There are a lot of people out there, friends, colleagues, and strangers, who consider themselves developing writers. I love them! So many of them have things to say that are interesting and brilliant. It kind of gives me goosebumps sometimes to think of all the stories that are out there that have never yet been told.
So many developing writers, though, are focused on learning to write.
That seems to make sense, right? If you're still working out how to write, you should learn how to do it. You should read, research, and figure out the rules of the game. So developing writers spend hours sometimes absorbing writing advice and reading writing tips and participating in learning experiences. It just makes sense.
They're writing too, most of them, and they try to apply what they're learning to what they're writing.
It seems logical.
What's I'm about to say is so painfully trite that it hurts my teeth, but I'm going to say it anyway:
It is infinitely less important to learn how to write than it is to write.

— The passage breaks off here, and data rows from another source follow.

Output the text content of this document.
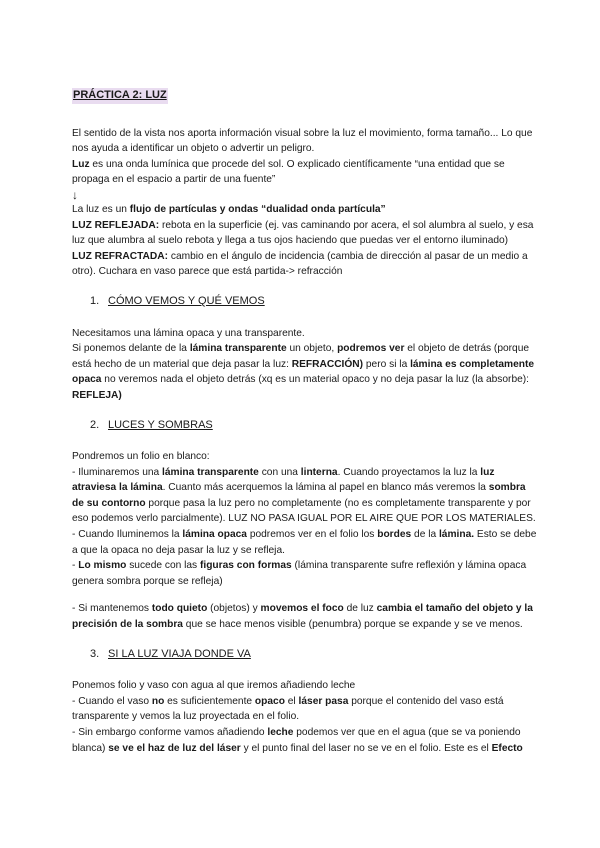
PRÁCTICA 2: LUZ

El sentido de la vista nos aporta información visual sobre la luz el movimiento, forma tamaño... Lo que nos ayuda a identificar un objeto o advertir un peligro.

Luz es una onda lumínica que procede del sol. O explicado científicamente “una entidad que se propaga en el espacio a partir de una fuente”

↓

La luz es un flujo de partículas y ondas “dualidad onda partícula”

LUZ REFLEJADA: rebota en la superficie (ej. vas caminando por acera, el sol alumbra al suelo, y esa luz que alumbra al suelo rebota y llega a tus ojos haciendo que puedas ver el entorno iluminado)

LUZ REFRACTADA: cambio en el ángulo de incidencia (cambia de dirección al pasar de un medio a otro). Cuchara en vaso parece que está partida-> refracción

1. CÓMO VEMOS Y QUÉ VEMOS

Necesitamos una lámina opaca y una transparente.

Si ponemos delante de la lámina transparente un objeto, podremos ver el objeto de detrás (porque está hecho de un material que deja pasar la luz: REFRACCIÓN) pero si la lámina es completamente opaca no veremos nada el objeto detrás (xq es un material opaco y no deja pasar la luz (la absorbe): REFLEJA)

2. LUCES Y SOMBRAS

Pondremos un folio en blanco:

- Iluminaremos una lámina transparente con una linterna. Cuando proyectamos la luz la luz atraviesa la lámina. Cuanto más acerquemos la lámina al papel en blanco más veremos la sombra de su contorno porque pasa la luz pero no completamente (no es completamente transparente y por eso podemos verlo parcialmente). LUZ NO PASA IGUAL POR EL AIRE QUE POR LOS MATERIALES.

- Cuando Iluminemos la lámina opaca podremos ver en el folio los bordes de la lámina. Esto se debe a que la opaca no deja pasar la luz y se refleja.

- Lo mismo sucede con las figuras con formas (lámina transparente sufre reflexión y lámina opaca genera sombra porque se refleja)

- Si mantenemos todo quieto (objetos) y movemos el foco de luz cambia el tamaño del objeto y la precisión de la sombra que se hace menos visible (penumbra) porque se expande y se ve menos.

3. SI LA LUZ VIAJA DONDE VA

Ponemos folio y vaso con agua al que iremos añadiendo leche

- Cuando el vaso no es suficientemente opaco el láser pasa porque el contenido del vaso está transparente y vemos la luz proyectada en el folio.

- Sin embargo conforme vamos añadiendo leche podemos ver que en el agua (que se va poniendo blanca) se ve el haz de luz del láser y el punto final del laser no se ve en el folio. Este es el Efecto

I've had classes, workshops, and one-on-one sessions. I've been in crit groups. I've read books and blogs and articles and tip sheets and posters with chimpanzees on them. They've all contributed something to my development as a writer.
But not as much as writing.
Last night, I was having a conversation with a fellow writer, talking about a particular aspect of her current WIP. We were talking about fantasy world building, and I wanted to send her samples of the kind of world building I was talking about. So I, of course, recommended Tim Stretton's The Dog of the North and then e-mailed her a couple quick paragraphs that showed how Tim gets the reader to understand geography, politics, and culture simply and with investment.
But I also went through my own back pile to find her some pieces.
As I was combing through the files, it really hit me last night: Dang; I've written a whole heck of lot. I mean, seriously. I have three or four novel WIP's, at least three completed novels, and dozens and dozens and dozens of completed short stories, ranging from 3 to 60 pages and covering virtually every genre there is.
So many of my friends who are developing writers have snippets that they do for flash prompts or blog fests, and maybe a dozen stories, and a couple short NaNo novels. That's great!
As I think about my own experience, though, I realize that where I've really learned writing has been by writing. Lots. Of all kinds of things. At length and in brief. Not sure how many flash prompts I've written for, because it's over a hundred easily. Then the stories. The novels. Poetry. Songs. Screenplays. Just writing.
It's amazing what you learn by doing. It's like -- I assume -- the difference between taking a golfing lesson and then being out on the links and realizing after 30th round, "Oh goodness, that's why I keep overshooting the green when I'm pitching from a sand trap, because I'm doing this."
Learning is great. All those blogs and crit groups and books can be helpful. But nothing is as helpful as just writing. Lots.
So here's my recommendation: write a bunch of stuff. Don't worry about comparing it rules. Don't worry about getting feedback. Write a bunch of stuff. Once you've written a bunch of stuff, then take the things you learn from agents and writers and readers and teachers and go back to what you've written and make it better. But first, write. Lots.